People suffering from Schizophrenia have periods in their life where it seems they have lost touch with reality. They also experience the world differently than people around them. Schizophrenic symptoms are divided into two groups: positive and negative symptoms. Positive symptoms are the ones that look “strange” or “odd” to other people. They include paranoia and delusions as well as hallucinations of different kind (i.e. optic, acoustic, sensory). A person might hear or see things no one else can or be completely sure that they are a superhero, Jesus or a spy saving the world.
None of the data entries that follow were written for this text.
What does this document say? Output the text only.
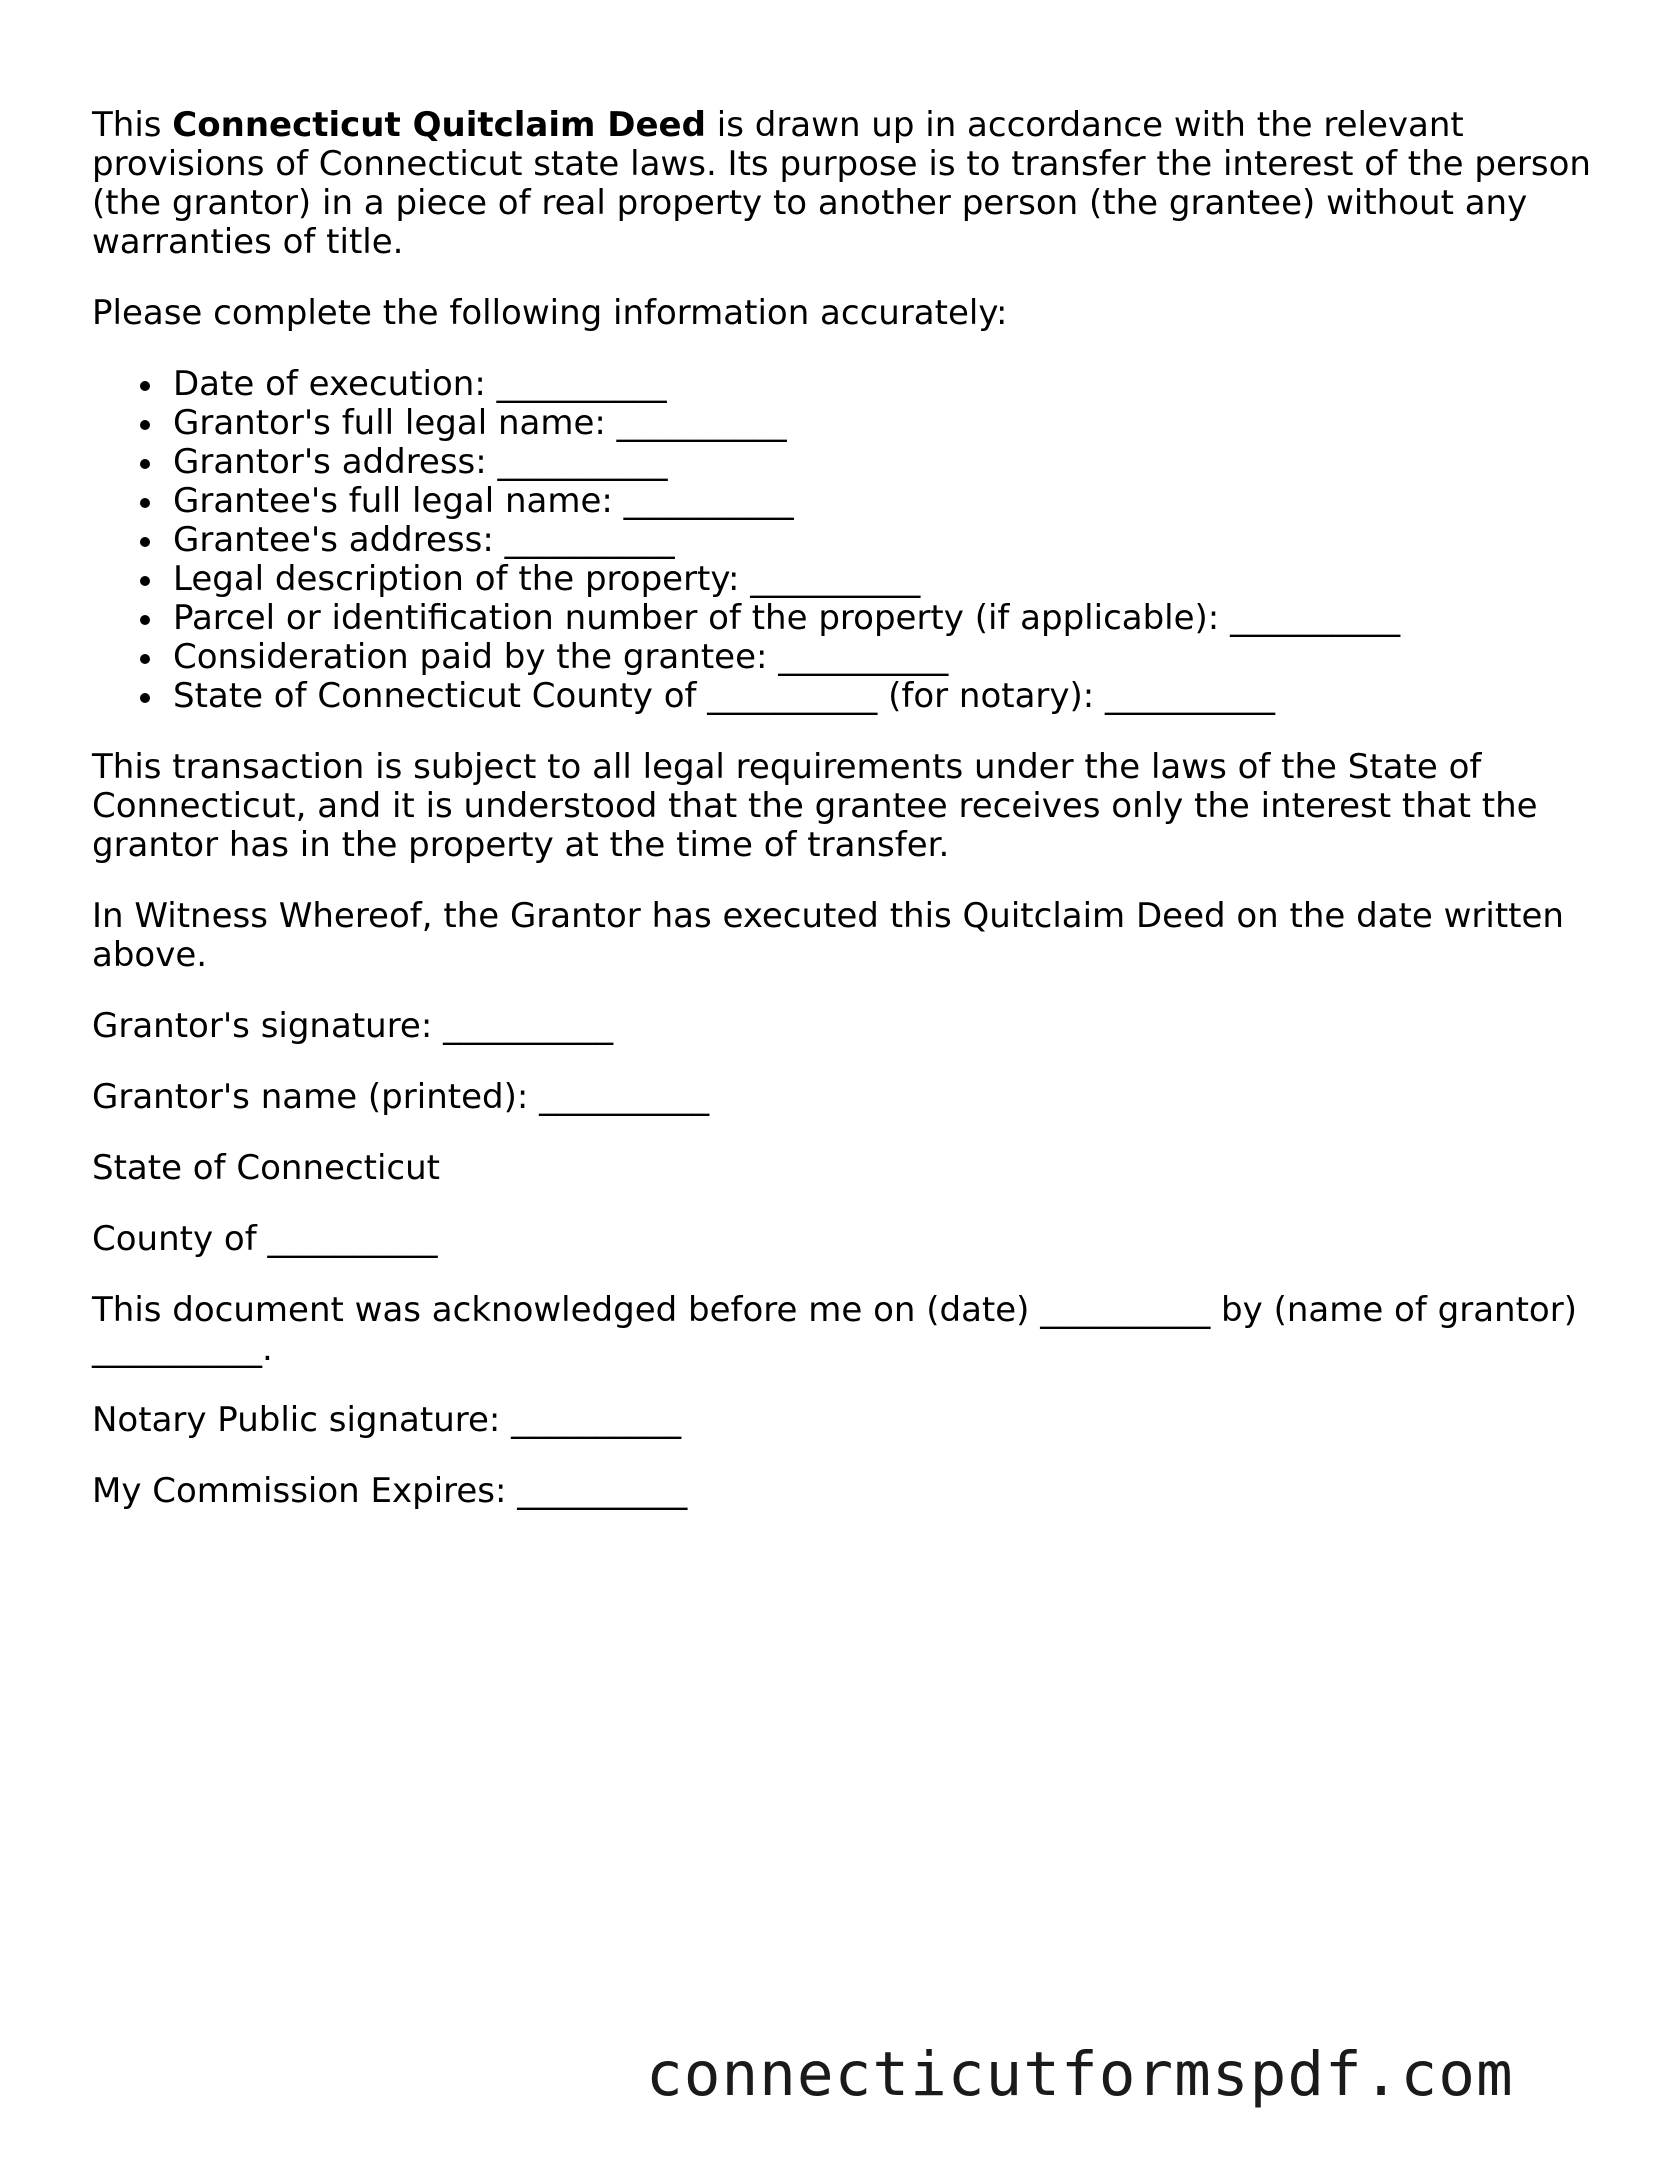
This Connecticut Quitclaim Deed is drawn up in accordance with the relevant provisions of Connecticut state laws. Its purpose is to transfer the interest of the person (the grantor) in a piece of real property to another person (the grantee) without any warranties of title.

Please complete the following information accurately:

Date of execution: __________
Grantor's full legal name: __________
Grantor's address: __________
Grantee's full legal name: __________
Grantee's address: __________
Legal description of the property: __________
Parcel or identification number of the property (if applicable): __________
Consideration paid by the grantee: __________
State of Connecticut County of __________ (for notary): __________

This transaction is subject to all legal requirements under the laws of the State of Connecticut, and it is understood that the grantee receives only the interest that the grantor has in the property at the time of transfer.

In Witness Whereof, the Grantor has executed this Quitclaim Deed on the date written above.

Grantor's signature: __________

Grantor's name (printed): __________

State of Connecticut

County of __________

This document was acknowledged before me on (date) __________ by (name of grantor) __________.

Notary Public signature: __________

My Commission Expires: __________

connecticutformspdf.com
These thoughts and perceptions are as real to them as sitting on a chair and reading this blog post is to you.
Negative symptoms include reduced social interaction, diminished emotional expression, flat affect and lack of motivation/pleasure. Often, these negative symptoms start to occur quite some time before the positive ones.
Signs of schizophrenia
With schizophrenia in adolescents, parents often report a change of behavior in their children. Their school grades might slip, they might appear very disorganized all of the sudden or spent less time with their friends without plausible reason. Early-onset schizophrenia typically occurs between the ages of 13 and 18.
Types of schizophrenia
The Diagnostic and Statistical Manual of Mental Disorders, Fifth Edition (DSM-5) does not differentiate between subtypes of schizophrenia anymore, because they used to overlap with one another and treatment is mostly the same.
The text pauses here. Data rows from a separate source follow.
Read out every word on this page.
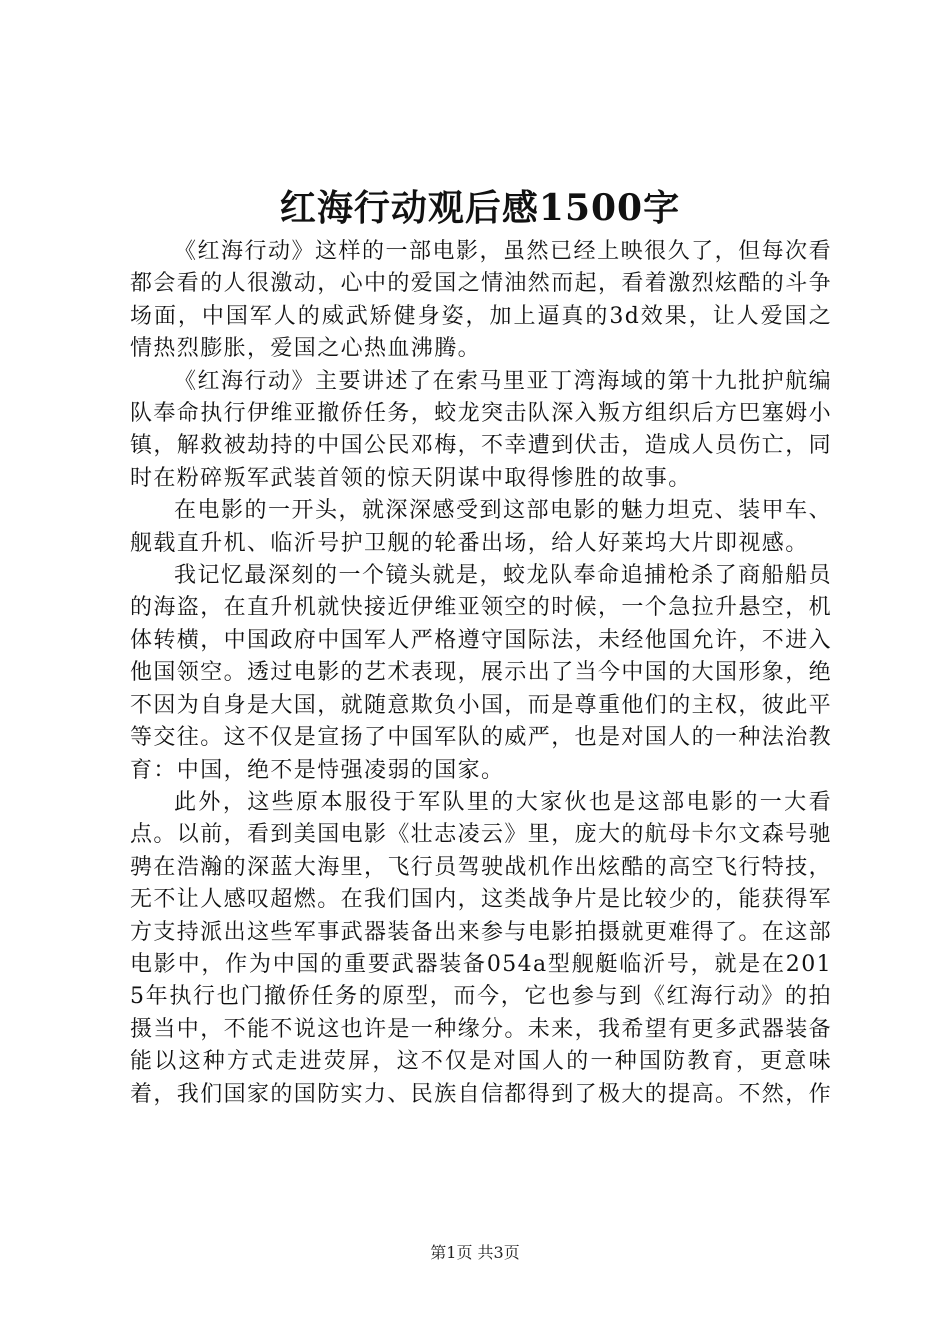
红海行动观后感1500字

《红海行动》这样的一部电影，虽然已经上映很久了，但每次看都会看的人很激动，心中的爱国之情油然而起，看着激烈炫酷的斗争场面，中国军人的威武矫健身姿，加上逼真的3d效果，让人爱国之情热烈膨胀，爱国之心热血沸腾。

《红海行动》主要讲述了在索马里亚丁湾海域的第十九批护航编队奉命执行伊维亚撤侨任务，蛟龙突击队深入叛方组织后方巴塞姆小镇，解救被劫持的中国公民邓梅，不幸遭到伏击，造成人员伤亡，同时在粉碎叛军武装首领的惊天阴谋中取得惨胜的故事。

在电影的一开头，就深深感受到这部电影的魅力坦克、装甲车、舰载直升机、临沂号护卫舰的轮番出场，给人好莱坞大片即视感。

我记忆最深刻的一个镜头就是，蛟龙队奉命追捕枪杀了商船船员的海盗，在直升机就快接近伊维亚领空的时候，一个急拉升悬空，机体转横，中国政府中国军人严格遵守国际法，未经他国允许，不进入他国领空。透过电影的艺术表现，展示出了当今中国的大国形象，绝不因为自身是大国，就随意欺负小国，而是尊重他们的主权，彼此平等交往。这不仅是宣扬了中国军队的威严，也是对国人的一种法治教育：中国，绝不是恃强凌弱的国家。

此外，这些原本服役于军队里的大家伙也是这部电影的一大看点。以前，看到美国电影《壮志凌云》里，庞大的航母卡尔文森号驰骋在浩瀚的深蓝大海里，飞行员驾驶战机作出炫酷的高空飞行特技，无不让人感叹超燃。在我们国内，这类战争片是比较少的，能获得军方支持派出这些军事武器装备出来参与电影拍摄就更难得了。在这部电影中，作为中国的重要武器装备054a型舰艇临沂号，就是在2015年执行也门撤侨任务的原型，而今，它也参与到《红海行动》的拍摄当中，不能不说这也许是一种缘分。未来，我希望有更多武器装备能以这种方式走进荧屏，这不仅是对国人的一种国防教育，更意味着，我们国家的国防实力、民族自信都得到了极大的提高。不然，作

第1页 共3页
Antipsychotic medication is the first-line treatment for schizophrenia. Antipsychotics are a class of medication usually effective in relieving symptoms of psychosis in the short term. There are first- and second-generation drugs (also called typical and atypical), which both block receptors in the brain’s dopamine pathways. Atypical antipsychotics also act on serotonin receptors and generally have a better side-effect profile.
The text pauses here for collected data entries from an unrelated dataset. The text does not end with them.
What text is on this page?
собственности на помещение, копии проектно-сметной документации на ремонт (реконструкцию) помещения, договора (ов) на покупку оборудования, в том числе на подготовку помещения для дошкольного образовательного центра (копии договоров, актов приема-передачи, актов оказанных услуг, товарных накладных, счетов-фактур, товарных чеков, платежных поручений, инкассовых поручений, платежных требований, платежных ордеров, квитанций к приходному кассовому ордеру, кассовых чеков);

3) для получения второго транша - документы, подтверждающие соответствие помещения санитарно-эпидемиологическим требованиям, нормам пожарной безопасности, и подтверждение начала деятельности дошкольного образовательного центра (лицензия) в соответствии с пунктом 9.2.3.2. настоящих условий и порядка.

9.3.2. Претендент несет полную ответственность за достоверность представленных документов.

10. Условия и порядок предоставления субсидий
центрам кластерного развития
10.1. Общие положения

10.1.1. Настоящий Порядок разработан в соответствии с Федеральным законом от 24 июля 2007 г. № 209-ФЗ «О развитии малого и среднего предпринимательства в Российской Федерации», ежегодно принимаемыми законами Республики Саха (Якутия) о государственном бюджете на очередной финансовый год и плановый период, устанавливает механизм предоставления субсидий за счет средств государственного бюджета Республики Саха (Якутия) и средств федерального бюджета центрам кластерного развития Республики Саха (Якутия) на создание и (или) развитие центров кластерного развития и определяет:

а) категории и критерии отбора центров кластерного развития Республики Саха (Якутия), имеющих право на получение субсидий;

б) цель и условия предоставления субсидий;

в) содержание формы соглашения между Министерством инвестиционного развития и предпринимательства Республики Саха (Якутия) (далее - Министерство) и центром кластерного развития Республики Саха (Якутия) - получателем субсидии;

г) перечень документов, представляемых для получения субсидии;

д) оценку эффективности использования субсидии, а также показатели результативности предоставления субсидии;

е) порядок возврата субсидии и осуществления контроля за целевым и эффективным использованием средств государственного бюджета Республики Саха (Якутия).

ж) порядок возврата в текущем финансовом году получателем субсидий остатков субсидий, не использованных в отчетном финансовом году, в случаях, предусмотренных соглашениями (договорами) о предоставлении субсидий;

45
As of right now, researchers haven’t understood what causes schizophrenia completely. There are different reasons though that have been established to partly play a role in the disorder’s development. One of the most significant risk factors are the genes. In twin-studies researchers found that if one identical twin sibling has schizophrenia, the other has a 1 in 2 chance of developing it. This is also the case if the twins are raised separately. In comparison, the risk for disease is 1 in 100 in the general population. Furthermore, it is believed that low levels or imbalances of certain chemicals, in particular dopamine, in the brain play a role in the development of schizophrenia. Additionally, the use of recreational drugs (i.e. cannabis, cocaine, LSD and amphetamines) may trigger symptoms of schizophrenia in people who are more at risk.
If you think that you or a person you know is showing signs of schizophrenia, please seek out help and immediate treatment. The earlier the disorder is recognized and correctly treated, the higher the chance that symptoms will reduce and eventually vanish.
1 American Psychiatric Association. (2013). Diagnostic and statistical manual of mental disorders (DSM-5®): American Psychiatric Pub.